Staff Writer

Aegerion Pharmaceuticals Inc. said preliminary data from an ongoing Phase III trial and top-line results of three Phase II trials all indicated that AEGR-733 lowers levels of low-density lipoprotein (LDL) cholesterol.

The ongoing Phase III trial is an open-label study of 25 patients with homozygous familial hypercholesterolemia, a rare genetic disorder involving extremely high cholesterol levels. In the study, patients are receiving escalating doses of AEGR-733 on top of their existing treatments, which often include high-dose statins and physical cleansing of LDL from the blood via apheresis.

Full results are expected in 2010, but initial data showed LDL reductions of more than 50 percent on top of the effects of the background treatments in most patients that had reached the maximum AEGR-733 dose of 60 mg per day. Aegerion's chief medical officer William Sasiela said that given the orphan indication, successful completion of the single open-label trial would be sufficient to support filing a new drug application.

After pursuing approval for AEGR-733 in familial hypercholesterolemia, Aegerion plans to advance the drug for dyslipidemia.

On Thursday, the Bridgewater, N.J.-based company also revealed top-line data from three Phase II dyslipidemia trials. The first study compared 5-mg and 10-mg doses of AEGR-733 as a monotherapy and combined with Lipitor (atorvastatin, Pfizer Inc.) to Lipitor alone and to placebo in 157 patients.

The second trial compared escalating doses of AEGR-733 plus Lipitor to Lipitor alone in 44 patients. The third study, in 260 patients, used magnetic resonance spectroscopy to evaluate hepatic fat levels during treatment with placebo, various doses of AEGR-733 as a monotherapy and combination dosing with Lipitor, Zetia (ezetimibe, Schering Plough Corp.) or fenofibrate.

Sasiela declined to provide specific data because Aegerion plans to publish or present its findings in the future. But he said the first two trials met their endpoints in terms of reducing LDL, while the third trial, which was designed to explore the effects of AEGR-733 on hepatic fat, also exceeded expectations.

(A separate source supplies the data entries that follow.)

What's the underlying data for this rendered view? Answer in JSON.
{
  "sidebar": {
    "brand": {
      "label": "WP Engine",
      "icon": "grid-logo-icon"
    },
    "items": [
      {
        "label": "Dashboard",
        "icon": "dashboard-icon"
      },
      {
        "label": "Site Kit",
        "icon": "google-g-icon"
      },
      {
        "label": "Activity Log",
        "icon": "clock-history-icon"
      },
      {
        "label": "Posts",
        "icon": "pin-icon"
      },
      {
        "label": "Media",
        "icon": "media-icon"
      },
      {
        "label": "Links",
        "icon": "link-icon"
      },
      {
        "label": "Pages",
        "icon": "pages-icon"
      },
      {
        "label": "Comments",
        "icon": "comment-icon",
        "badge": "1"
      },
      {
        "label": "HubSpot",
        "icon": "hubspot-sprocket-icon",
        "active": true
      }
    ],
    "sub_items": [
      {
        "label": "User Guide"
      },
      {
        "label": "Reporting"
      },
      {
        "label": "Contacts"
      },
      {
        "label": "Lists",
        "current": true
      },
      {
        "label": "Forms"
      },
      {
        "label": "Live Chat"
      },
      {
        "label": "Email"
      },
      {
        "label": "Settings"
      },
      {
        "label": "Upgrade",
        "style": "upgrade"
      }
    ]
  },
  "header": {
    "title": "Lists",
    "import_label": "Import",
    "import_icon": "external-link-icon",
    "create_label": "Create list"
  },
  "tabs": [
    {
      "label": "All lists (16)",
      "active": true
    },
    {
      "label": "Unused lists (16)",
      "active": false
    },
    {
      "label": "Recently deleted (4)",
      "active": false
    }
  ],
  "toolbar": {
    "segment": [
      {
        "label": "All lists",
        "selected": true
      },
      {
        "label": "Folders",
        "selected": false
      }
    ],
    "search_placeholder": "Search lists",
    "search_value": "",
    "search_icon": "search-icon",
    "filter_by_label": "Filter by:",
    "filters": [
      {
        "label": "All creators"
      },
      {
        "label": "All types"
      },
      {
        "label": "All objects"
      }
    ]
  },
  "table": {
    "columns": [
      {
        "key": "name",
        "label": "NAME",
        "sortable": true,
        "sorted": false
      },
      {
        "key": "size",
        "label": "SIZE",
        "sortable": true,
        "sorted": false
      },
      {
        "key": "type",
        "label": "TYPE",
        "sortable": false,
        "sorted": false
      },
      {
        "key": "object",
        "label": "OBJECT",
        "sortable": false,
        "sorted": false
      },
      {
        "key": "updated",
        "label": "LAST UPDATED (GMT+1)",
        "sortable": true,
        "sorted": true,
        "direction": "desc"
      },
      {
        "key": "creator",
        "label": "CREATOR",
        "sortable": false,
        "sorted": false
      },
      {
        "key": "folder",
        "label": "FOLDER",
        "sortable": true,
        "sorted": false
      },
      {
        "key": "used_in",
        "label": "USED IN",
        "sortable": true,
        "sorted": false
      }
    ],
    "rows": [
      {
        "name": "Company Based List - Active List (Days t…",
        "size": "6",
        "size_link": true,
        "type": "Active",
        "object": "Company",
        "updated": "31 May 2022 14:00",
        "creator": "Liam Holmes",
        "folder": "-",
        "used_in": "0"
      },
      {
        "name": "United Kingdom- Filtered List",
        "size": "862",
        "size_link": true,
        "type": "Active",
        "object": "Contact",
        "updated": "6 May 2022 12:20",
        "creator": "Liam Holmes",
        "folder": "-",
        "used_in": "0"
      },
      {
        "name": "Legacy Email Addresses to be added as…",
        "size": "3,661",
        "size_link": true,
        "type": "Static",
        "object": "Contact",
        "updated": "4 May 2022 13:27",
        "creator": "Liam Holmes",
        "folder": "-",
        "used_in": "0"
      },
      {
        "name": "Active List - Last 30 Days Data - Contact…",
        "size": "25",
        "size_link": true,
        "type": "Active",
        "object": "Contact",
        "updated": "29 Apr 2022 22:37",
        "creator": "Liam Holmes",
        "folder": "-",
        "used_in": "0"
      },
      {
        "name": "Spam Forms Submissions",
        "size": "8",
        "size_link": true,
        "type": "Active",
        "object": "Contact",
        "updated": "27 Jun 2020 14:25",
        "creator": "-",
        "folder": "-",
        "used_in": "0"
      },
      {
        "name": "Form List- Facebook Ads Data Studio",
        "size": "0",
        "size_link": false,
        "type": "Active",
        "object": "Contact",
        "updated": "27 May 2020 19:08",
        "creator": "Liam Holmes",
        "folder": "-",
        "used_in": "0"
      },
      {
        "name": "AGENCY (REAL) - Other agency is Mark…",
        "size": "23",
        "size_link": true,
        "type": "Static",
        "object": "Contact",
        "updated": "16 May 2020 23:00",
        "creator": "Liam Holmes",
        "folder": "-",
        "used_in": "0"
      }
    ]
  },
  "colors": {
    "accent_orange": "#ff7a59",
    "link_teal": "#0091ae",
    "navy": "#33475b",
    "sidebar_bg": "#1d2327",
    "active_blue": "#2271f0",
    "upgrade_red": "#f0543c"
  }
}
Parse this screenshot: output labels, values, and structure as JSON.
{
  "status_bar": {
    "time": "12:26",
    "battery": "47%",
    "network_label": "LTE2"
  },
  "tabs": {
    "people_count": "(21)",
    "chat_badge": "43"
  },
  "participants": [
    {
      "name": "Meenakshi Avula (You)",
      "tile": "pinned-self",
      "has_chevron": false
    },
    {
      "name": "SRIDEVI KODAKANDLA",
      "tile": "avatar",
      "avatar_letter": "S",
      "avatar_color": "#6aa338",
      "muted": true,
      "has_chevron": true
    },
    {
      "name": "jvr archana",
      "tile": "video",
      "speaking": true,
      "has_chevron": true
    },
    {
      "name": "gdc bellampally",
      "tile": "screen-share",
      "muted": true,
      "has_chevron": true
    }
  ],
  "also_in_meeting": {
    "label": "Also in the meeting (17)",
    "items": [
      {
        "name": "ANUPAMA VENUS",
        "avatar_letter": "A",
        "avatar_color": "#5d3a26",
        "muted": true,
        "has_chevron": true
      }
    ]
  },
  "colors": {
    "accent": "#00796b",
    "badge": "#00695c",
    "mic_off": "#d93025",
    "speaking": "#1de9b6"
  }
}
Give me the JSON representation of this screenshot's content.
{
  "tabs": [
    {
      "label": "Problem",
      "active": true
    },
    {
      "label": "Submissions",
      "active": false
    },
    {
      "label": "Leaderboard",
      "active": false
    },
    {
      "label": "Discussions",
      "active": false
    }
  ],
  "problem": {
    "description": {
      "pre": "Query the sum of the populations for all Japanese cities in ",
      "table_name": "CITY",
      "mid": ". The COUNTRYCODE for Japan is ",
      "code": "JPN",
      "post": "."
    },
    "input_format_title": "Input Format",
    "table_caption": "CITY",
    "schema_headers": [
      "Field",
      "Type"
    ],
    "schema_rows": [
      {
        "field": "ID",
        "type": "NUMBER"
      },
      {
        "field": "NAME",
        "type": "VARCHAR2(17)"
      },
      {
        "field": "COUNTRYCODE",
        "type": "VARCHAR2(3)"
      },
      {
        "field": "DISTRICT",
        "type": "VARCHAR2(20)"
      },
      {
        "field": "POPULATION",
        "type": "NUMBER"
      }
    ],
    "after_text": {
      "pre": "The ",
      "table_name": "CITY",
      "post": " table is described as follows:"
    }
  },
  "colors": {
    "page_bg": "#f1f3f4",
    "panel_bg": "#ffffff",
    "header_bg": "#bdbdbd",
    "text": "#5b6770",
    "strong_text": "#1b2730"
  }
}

At the high end of the doses in the trials, AEGR-733 reduced LDL by up to 35 percent when used as a monotherapy and by up to 66 percent when the drug was combined with Lipitor. The drug also induced reductions of up to 50 percent in triglycerides and up to 3 percent in weight.

Hepatic fat levels, which Sasiela said had been a concern at much higher doses in previous studies, were about 7 percent in the study - much lower than the 30 percent he cited as clinically significant.

Aegerion also is "in the process of addressing" FDA concerns about pulmonary phospholipidosis. AEGR-733 is a microsomal triglyceride transfer protein (MTP) inhibitor, and the agency last year instituted a partial clinical hold on all MTP inhibitor trials longer than six months and asked sponsors for preclinical studies.

The ongoing Phase III trial of AEGR-733 was exempted from the hold, and Sasiela noted that Aegerion has not seen "any signs of pulmonary issues" in clinical trials of its drug. He added that results in rats - the most sensitive species for pulmonary tests - were "mild to moderate."

Aegerion plans to start Phase III trials in dyslipidemia in the second half of next year. Yet the company has no plans to compete with statins, which Sasiela said "are and will be the foundation for lipid-lowering treatment."

Instead, the company plans to target the estimated 80 percent of high cardiovascular risk patients who fail to meet their target cholesterol levels using statins, including those who can't tolerate statins.

Another drug on a similar course is Isis Pharmaceuticals Inc.'s mipomersen, an antisense compound targeting apolipoprotein B-100. The drug is in two Phase III trials for homozygous and heterozygous familial hypercholesterolemia, and Isis plans to file for approval in 2010 and then expand into the broader high-risk dyslipidemia market.

Earlier this year, Isis signed a $1.9 billion deal for mipomersen with Genzyme Corp. (See BioWorld Today, Jan. 9, 2008.)

Aegerion, on the other hand, still holds the rights to AEGR-733, which it licensed from Bristol-Myers Squibb Co. through the University of Pennsylvania.

Senior Vice President and Chief Financial Officer William Lewis said the company has been "in dialogue on and off" with potential partners and he fully expects those discussions to accelerate in the wake of the Phase II and preliminary Phase III data.

Behind AEGR-733, Aegerion is in Phase II with hyperlipidemia drug AEGR-427, which was licensed from Bayer AG. Sasiela said the company is working on enhancing manufacturing consistency for the drug and plans to kick off more Phase II trials next year.